Bracing for generics

Lechleiter is betting that ImClone can vault Lilly into the winner's circle in this cancer sweepstakes.

But analysts have significant doubts about it. Because of the high purchase price, ImClone will hurt Lilly's profits initially and provide no boost until 2013.

That's about the time Lilly will face competition from generic copies of four of its best-selling drugs.

ImClone receives less than half of Erbitux's $1.3 billion in annual sales because it relies on two other companies to market the drug. New York-based Bristol-Myers Squibb Co. receives 61 percent of Erbitux revenue in the United States. And Germany-based Merck KgaA receives 90 percent of international sales.

The same sales splitting will apply even if Lilly wins approval for Erbitux to treat other kinds of cancers, as it intends to do.

Bristol-Myers also claims it has exclusive American and Canadian marketing rights to the heir-apparent to Erbitux, a drug called IMC-11F8. ImClone disputes that claim, and analysts said Lilly might end up in court if it tries to fight Bristol-Myers on that point.

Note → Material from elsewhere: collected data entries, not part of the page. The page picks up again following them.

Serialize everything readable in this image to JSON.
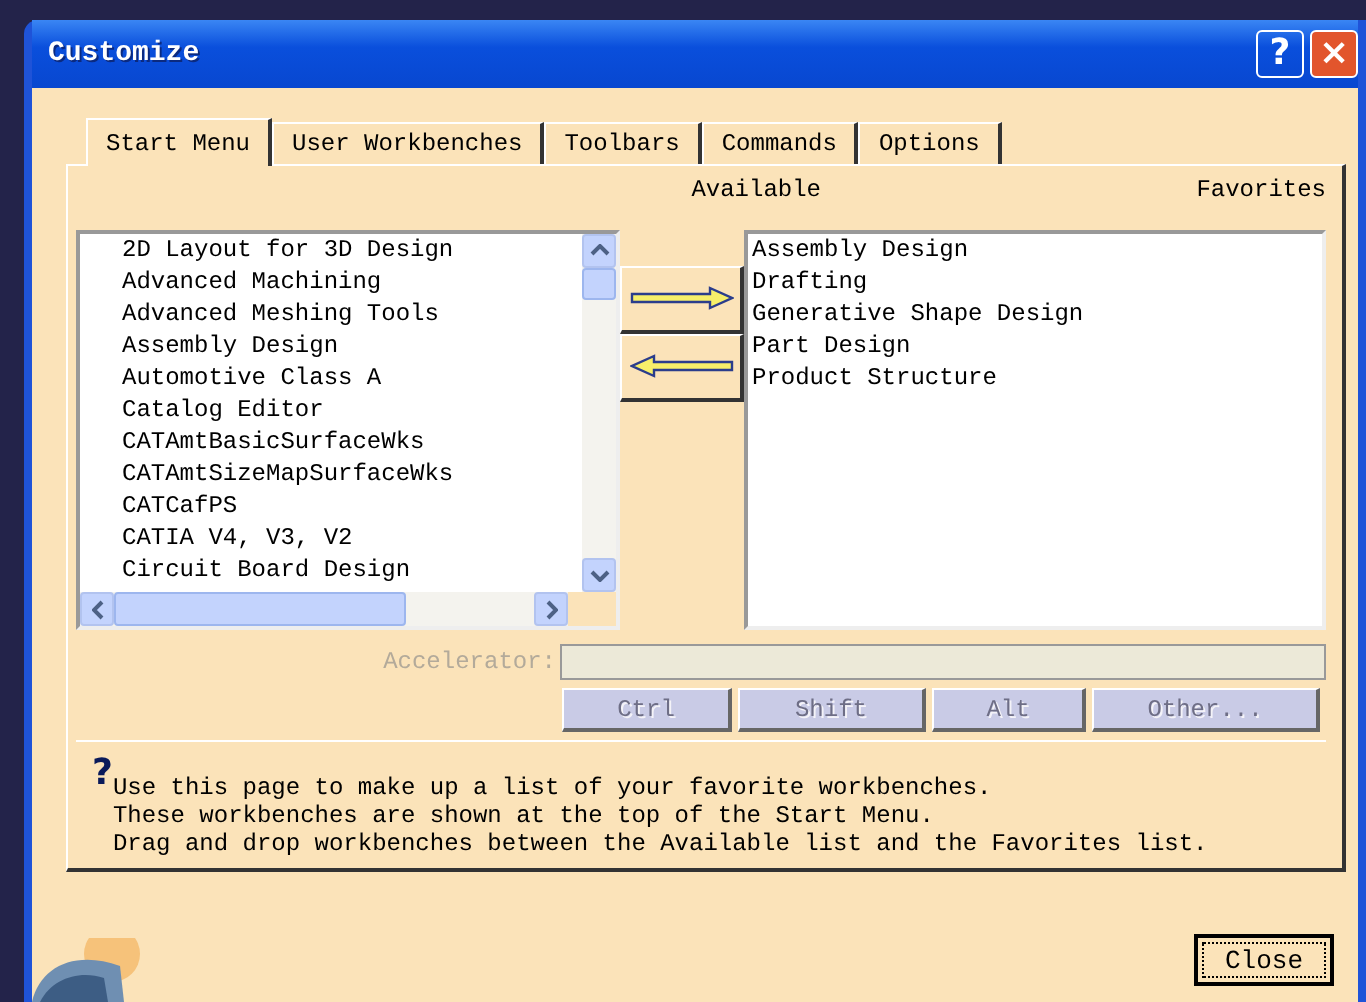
{
  "window": {
    "title": "Customize",
    "help_button": "?",
    "close_button": "×"
  },
  "tabs": [
    {
      "label": "Start Menu",
      "selected": true
    },
    {
      "label": "User Workbenches",
      "selected": false
    },
    {
      "label": "Toolbars",
      "selected": false
    },
    {
      "label": "Commands",
      "selected": false
    },
    {
      "label": "Options",
      "selected": false
    }
  ],
  "available": {
    "heading": "Available",
    "items": [
      "2D Layout for 3D Design",
      "Advanced Machining",
      "Advanced Meshing Tools",
      "Assembly Design",
      "Automotive Class A",
      "Catalog Editor",
      "CATAmtBasicSurfaceWks",
      "CATAmtSizeMapSurfaceWks",
      "CATCafPS",
      "CATIA V4, V3, V2",
      "Circuit Board Design"
    ]
  },
  "favorites": {
    "heading": "Favorites",
    "items": [
      "Assembly Design",
      "Drafting",
      "Generative Shape Design",
      "Part Design",
      "Product Structure"
    ]
  },
  "accelerator": {
    "label": "Accelerator:",
    "disabled": true,
    "buttons": [
      {
        "label": "Ctrl",
        "disabled": true
      },
      {
        "label": "Shift",
        "disabled": true
      },
      {
        "label": "Alt",
        "disabled": true
      },
      {
        "label": "Other...",
        "disabled": true
      }
    ]
  },
  "help_text": [
    "Use this page to make up a list of your favorite workbenches.",
    "These workbenches are shown at the top of the Start Menu.",
    "Drag and drop workbenches between the Available list and the Favorites list."
  ],
  "help_mark": "?",
  "close": "Close"
}
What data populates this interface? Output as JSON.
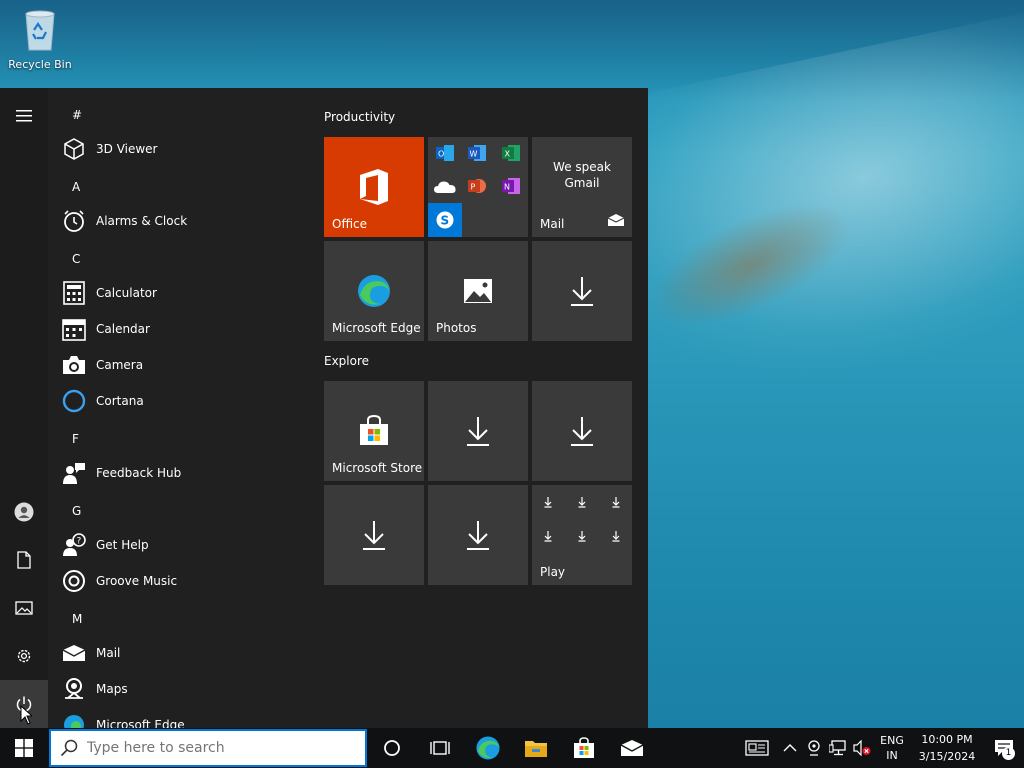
{
  "desktop": {
    "icons": [
      {
        "label": "Recycle Bin",
        "icon": "recycle-bin-icon"
      }
    ]
  },
  "start_menu": {
    "rail": [
      {
        "name": "menu",
        "icon": "hamburger-icon"
      },
      {
        "name": "account",
        "icon": "user-icon"
      },
      {
        "name": "documents",
        "icon": "document-icon"
      },
      {
        "name": "pictures",
        "icon": "picture-icon"
      },
      {
        "name": "settings",
        "icon": "gear-icon"
      },
      {
        "name": "power",
        "icon": "power-icon"
      }
    ],
    "groups": {
      "hash": "#",
      "a": "A",
      "c": "C",
      "f": "F",
      "g": "G",
      "m": "M"
    },
    "apps": {
      "viewer3d": "3D Viewer",
      "alarms": "Alarms & Clock",
      "calculator": "Calculator",
      "calendar": "Calendar",
      "camera": "Camera",
      "cortana": "Cortana",
      "feedback": "Feedback Hub",
      "gethelp": "Get Help",
      "groove": "Groove Music",
      "mail": "Mail",
      "maps": "Maps",
      "edge": "Microsoft Edge"
    },
    "sections": {
      "productivity": "Productivity",
      "explore": "Explore"
    },
    "tiles": {
      "office": "Office",
      "mail_line1": "We speak",
      "mail_line2": "Gmail",
      "mail": "Mail",
      "edge": "Microsoft Edge",
      "photos": "Photos",
      "store": "Microsoft Store",
      "play": "Play"
    },
    "colors": {
      "office_tile": "#d83b01",
      "skype": "#0078d7",
      "tile_bg": "#3a3a3a",
      "menu_bg": "#202020"
    }
  },
  "taskbar": {
    "search_placeholder": "Type here to search",
    "language_line1": "ENG",
    "language_line2": "IN",
    "time": "10:00 PM",
    "date": "3/15/2024",
    "notification_count": "1"
  }
}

For the ImClone deal to make sense, Lilly needs one of the five cancer compounds in ImClone's pipeline to hit it big on the market. The leading candidate is a drug called IMC-1121B. The drug, which just entered Phase Three testing, works like Genetech's Avastin, depriving the blood vessels that feed tumors from the nutrients they need for further growth. Avastin now has annual sales of more than $2 billion.

"Justifying the purchase price based on current operations and potential synergies is not possible," wrote David Moskowitz, an analyst at Caris & Co., in a research note. Referring to ImClone by its ticker symbol, he added, "The success of IMCL's pipeline is key to making the acquisition successful on a long-term basis, financially."